Nel 1980 il tribunale impose a Jobs il pagamento degli alimenti per la bambina, ma lui rifiutò di riconoscerla come sua figlia, sostenendo di essere sterile.

Ma il test del DNA provò la paternità (con un'accuratezza del 94,4%) e il giudice lo obbligò a versare 385 dollari al mese alla figlia. Quattro giorni dopo quella sentenza vennero pubblicati i dati relativi al suo patrimonio: oltre 200 milioni di dollari.

La sua "vera creatura"

Il primo incontro tra Steve Jobs e la figlia avvenne quando lei aveva 3 anni e fu surreale, come racconta ora la donna: "Sai chi sono?" le chiese. "Sono tuo padre" aggiunse "Sono uno degli uomini più importanti che tu conoscerai nella vita". Non si sbagliava, anche se per Lisa lo sarebbe stato in quanto padre, non per la sua ricchezza e influenza.

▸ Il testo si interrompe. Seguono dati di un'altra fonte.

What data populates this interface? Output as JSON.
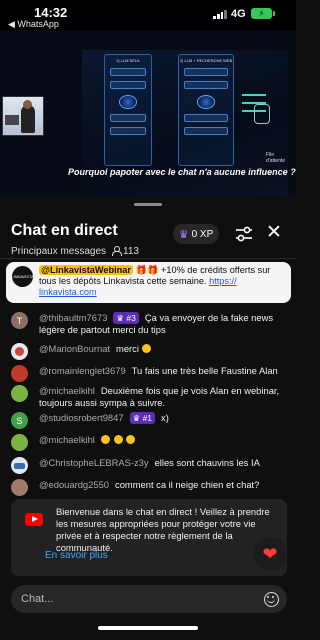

Nel 2003 la prima diagnosi di cancro per il CEO di Apple, il 5 ottobre del 2011 la sua morte, annunciata con uno scarso comunicato della sua azienda, dalla quale si era già dimesso in agosto da amministratore delegato, lasciando il posto a Tim Cook.

Nella lettera con la quale diede l'annuncio, scrisse: "Ritengo che i giorni più brillanti e innovativi di Apple le siano davanti. E aspetto con ansia di vederli e di contribuire al suo successo in un nuovo ruolo. Ho incontrato alcuni dei migliori amici della mia vita ad Apple e vi ringrazio per i molti anni in cui ho potuto lavorare al vostro fianco. Steve". Così Jobs salutava la sua "vera creatura".